— А много ли ты, Володя, крепостей построил? Торговых трактов проложил и новых ярманок основал? Деревень сколько и сел? С туземными кочевниками воевал? Земли за государством Российским закреплял? — вспыхнул глазами Никса, и повысил голос. — А вот наш спаситель всего за полгода все это успел. И крепость на границе с Циньской державой построил, и с туземцами сражался, и казаков там расселял. Теперь еще тракт туда строит, посольства посылает и торговлю с Китаем начинает. На него доносы в жандармерии уже мешками считают! А он теперь знаете чего хочет? Он теперь в своей глуши железо делать хочет и рельсы тянуть. И железную дорогу! Иной за всю жизнь столько дел не сотворит, а этот… спаситель — за полгода! А через два? Через пять лет? Он что? Царем Сибирским себя объявит?
Мещерский, быстрым хорьком, метнулся к журнальному столику, и торопясь и проливая, набулькал наследнику в пустой бокал вина. Никса, только почувствовав изменение веса, потянул напиток к губам. По подбородку стекла тонюсенькая струйка похожей на кровь жидкости и добавила к пятнам на рубашке еще несколько.

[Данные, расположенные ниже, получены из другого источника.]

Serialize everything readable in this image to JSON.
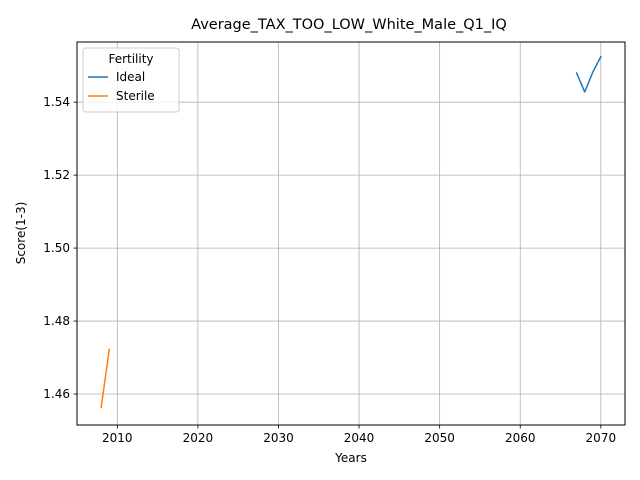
{
  "chart_data": {
    "type": "line",
    "title": "Average_TAX_TOO_LOW_White_Male_Q1_IQ",
    "xlabel": "Years",
    "ylabel": "Score(1-3)",
    "xlim": [
      2005,
      2073
    ],
    "ylim": [
      1.4515,
      1.5565
    ],
    "xticks": [
      2010,
      2020,
      2030,
      2040,
      2050,
      2060,
      2070
    ],
    "yticks": [
      1.46,
      1.48,
      1.5,
      1.52,
      1.54
    ],
    "grid": true,
    "legend": {
      "title": "Fertility",
      "placement": "top-left"
    },
    "series": [
      {
        "name": "Ideal",
        "color": "#1f77b4",
        "x": [
          2067,
          2068,
          2069,
          2070
        ],
        "y": [
          1.548,
          1.5428,
          1.5482,
          1.5525
        ]
      },
      {
        "name": "Sterile",
        "color": "#ff7f0e",
        "x": [
          2008,
          2009
        ],
        "y": [
          1.4563,
          1.4722
        ]
      }
    ]
  }
}
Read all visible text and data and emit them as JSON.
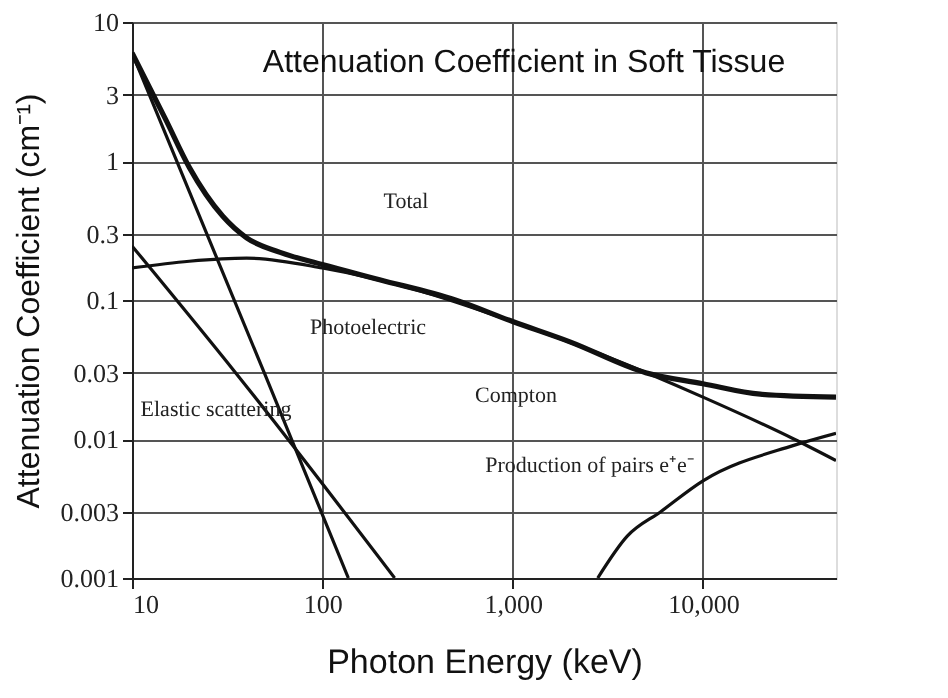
{
  "chart_data": {
    "type": "line",
    "title": "Attenuation Coefficient in Soft Tissue",
    "xlabel": "Photon Energy (keV)",
    "ylabel": "Attenuation Coefficient (cm⁻¹)",
    "log": "xy",
    "grid": true,
    "marker": "none",
    "line_style": "solid",
    "xlim": [
      10,
      50000
    ],
    "ylim": [
      0.001,
      10
    ],
    "xticks": [
      10,
      100,
      {
        "value": 1000,
        "label": "1,000"
      },
      {
        "value": 10000,
        "label": "10,000"
      }
    ],
    "yticks": [
      0.001,
      0.003,
      0.01,
      0.03,
      0.1,
      0.3,
      1,
      3,
      10
    ],
    "series": [
      {
        "color": "#111111",
        "x": [
          10,
          15,
          20,
          30,
          40,
          60,
          100,
          200,
          500,
          1000,
          2000,
          5000,
          10000,
          20000,
          50000
        ],
        "values": [
          6,
          2,
          0.9,
          0.4,
          0.28,
          0.22,
          0.18,
          0.14,
          0.1,
          0.07,
          0.05,
          0.03,
          0.025,
          0.021,
          0.02
        ]
      },
      {
        "color": "#111111",
        "x": [
          10,
          20,
          40,
          100,
          300,
          1000,
          3000,
          10000,
          30000,
          50000
        ],
        "values": [
          0.17,
          0.19,
          0.2,
          0.17,
          0.12,
          0.07,
          0.04,
          0.02,
          0.01,
          0.007
        ]
      },
      {
        "color": "#111111",
        "x": [
          10,
          50,
          137
        ],
        "values": [
          6,
          0.029,
          0.001
        ]
      },
      {
        "color": "#111111",
        "x": [
          10,
          35,
          240
        ],
        "values": [
          0.245,
          0.03,
          0.001
        ]
      },
      {
        "color": "#111111",
        "x": [
          2800,
          4000,
          6000,
          10000,
          30000,
          50000
        ],
        "values": [
          0.001,
          0.002,
          0.003,
          0.005,
          0.009,
          0.011
        ]
      }
    ],
    "annotations": [
      "Total",
      "Photoelectric",
      "Compton",
      "Elastic scattering",
      "Production of pairs e⁺e⁻"
    ]
  }
}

— Скажите, Герман, — обратился Николай ко мне, уняв волнение. — Вы хотите править?
— Нет, Ваше Императорское Высочество.
— Чего же вы хотите? К чему все это? Суета эта с заговорами и моей болезнью, к чему? Скажите. Мы с Сашей все для вас сделать готовы. Министром хотите? Саша в ноги папа упадет и быть вам министром… Упадешь, Саша?
— Упаду, — прогудел младший брат и побледнел. Он был взволнован не меньше Никсы.
— И мама упадет. И я — тоже. Государь — добрейшей души человек. Он согласится. Хотите?
— Нет, Ваше Высочество. Не хочу. Отпустите меня в Томск. Мне там надо быть. Мне там хорошо, — три подряд выпитых бокала вина, что ли в голову, наконец, ударили. Или каким-то образом цесаревичу удалось меня хорошенечко напугать. Только говорить получалось вот так. Отрывисто. Мешая немецкие, русские и французские слова. И жалобно как-то.
— Да ложь это все! — крикнул, приподымаясь на локте Мещерский. — Капризничает, мнется, как институтка! Дай ему чин, Государь. Они все этого хотят. Немчура! Чинов да орденов!
— Подам в отставку, — пожал я плечами. Я, конечно же, хотел воспользоваться положением спасителя наследника, чего уж там скрывать! Но в тот момент сама мысль получить высокий чин и переехать в столицу, меня пугала до жути. А особенно — получить из рук цесаревича. Показалось это неправильным. Бесчестным.
— И что станете делать? — с заметным акцентом, но, тем не менее, на хорошем русском, поинтересовался Коля, герцог Лейхтенбергский.